What do you mean? Illogical alcohol laws are a pretty common topic in libertarian circles and publications. Hint: they’re against them. But libertarians don’t really have fat lobbying dollars to give out, not compared to the alcohol wholesalers and large breweries who like having these barriers to competition.
Seconded. Was wondering if that was caught by many.
Though on the bright side: every single beer pictured there is crap.
Further to the previous reply (and far more facetious), it’s hard to get all romantic about the guv’mint defying moonshiner when there are no restrictions on alcohol.
The spent grain left over from brewing is used as livestock feed. But the beer itself as feed? Cattle can get tipsy, and it would mean filling drinking troughs with beer instead of water. Not really a good idea.
FTFY, 'cuz low alcohol content.
Seems UK which also has a strong craft beer and small scale spirits production has approached this from the other direction. Breweries still own a lot of the pubs but freepubs are becoming more common and you see many more small production beers alongside the main breweries. And there is a lot of microbrewery pubs now.
So the 3 tier system is one way to develop the independents but not the only way.
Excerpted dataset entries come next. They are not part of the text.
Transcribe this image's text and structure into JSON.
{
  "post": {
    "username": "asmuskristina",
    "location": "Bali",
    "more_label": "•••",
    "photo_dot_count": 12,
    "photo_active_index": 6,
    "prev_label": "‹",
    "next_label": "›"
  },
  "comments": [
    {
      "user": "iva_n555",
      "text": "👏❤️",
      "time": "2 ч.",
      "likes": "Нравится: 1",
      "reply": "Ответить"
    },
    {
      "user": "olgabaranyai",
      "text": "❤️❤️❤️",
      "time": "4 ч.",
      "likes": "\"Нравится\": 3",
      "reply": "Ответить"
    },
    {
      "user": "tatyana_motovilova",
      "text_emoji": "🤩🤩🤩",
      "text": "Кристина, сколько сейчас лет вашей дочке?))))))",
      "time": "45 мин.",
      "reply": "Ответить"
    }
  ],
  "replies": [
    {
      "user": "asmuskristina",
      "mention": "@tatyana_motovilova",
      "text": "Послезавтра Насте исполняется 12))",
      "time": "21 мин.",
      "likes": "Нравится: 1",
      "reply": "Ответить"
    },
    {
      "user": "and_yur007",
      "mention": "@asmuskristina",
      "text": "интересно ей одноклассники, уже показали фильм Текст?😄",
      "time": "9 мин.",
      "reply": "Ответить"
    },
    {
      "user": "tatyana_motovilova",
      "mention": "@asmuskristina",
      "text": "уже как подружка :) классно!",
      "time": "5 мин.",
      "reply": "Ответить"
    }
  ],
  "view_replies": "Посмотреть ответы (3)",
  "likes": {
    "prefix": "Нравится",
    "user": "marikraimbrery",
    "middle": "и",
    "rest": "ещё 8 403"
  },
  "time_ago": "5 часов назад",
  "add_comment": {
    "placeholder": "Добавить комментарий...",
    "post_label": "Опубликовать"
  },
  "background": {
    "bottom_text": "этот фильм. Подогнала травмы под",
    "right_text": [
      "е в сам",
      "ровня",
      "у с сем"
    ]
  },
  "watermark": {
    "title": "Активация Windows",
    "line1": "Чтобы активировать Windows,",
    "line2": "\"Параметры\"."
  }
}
Of course not. But the three tier system is not a pointless complication. Neither is it an example of puritanical blue laws put in place after prohibition. It’s an anti trust policy.
It’s goal wasn’t to foster independent producers. It’s designed to prevent regional monopolies and certain kinds of anticompetative vertical integration. It’s done the latter quite well. The former happened through other means and an on going set of reforms to alcohol laws since the 1970’s has helped stall then reverse the regional monopolies (which started shifting towards the national) that had developed by that point. Most of those policies wouldn’t have had much impact if our retailers weren’t wholy independent all along.
Meanwhile in the UK (and much of Europe), the rise of craft has been a response to similar consolidation in the pub business.
It still seems odd to me that the UK and Ireland have craft beer at all. Since the early goal of American home brew and craft was to bring the quality and variety of beer available in Belgium, Germany and the UK to the US at a time where we basically had 3 companies selling identical beer under 12 brand names and nothing else.
What happened in the UK and Ireland during the mass consolidation of beer. Is that dozens, if not hundreds, of local and regional breweries were bought up by big beer. And were subsequently shuttered, with the pubs they owned or controlled converted to cookie cutter venues. Same tap lists, menus, and even internal floor plan as all the other pubs owned by that company.
Through the 90’s there was a straight up collapse in the variety and number of breweries in the UK and Ireland. And through the 00’s consolidation in pubs continued, causing additional pressure on remaining independent brands.
That spawned CAMRA. A massively influential group in craft beer globally. Largely the reason cask beer is a thing at all in the US, and very much the origin point for craft in the UK and Ireland. And probably the first European craft movement of any influence.
So while other policies (along with consumer interest driven by the American craft scene) are letting the UK fix the issue. The lack of legal blocks like the 3 tier system is a big reason you need to fix anything at all. A lot of those small independent breweries were snapped up exclusively to get access to the bars they owned.
I think it had something to do with cows and their weird 4 stomach digestive system.
I think I’ve only hard something similar in regard to Kobe beef, where the cows don’t get drunk cause they only give them one beer a day.
Innerwebs doesn’t seem to have much info about drunk cows. But there’s some accounts out there and you tube videos.
Fermentation happens naturally in ruminant’s stomachs.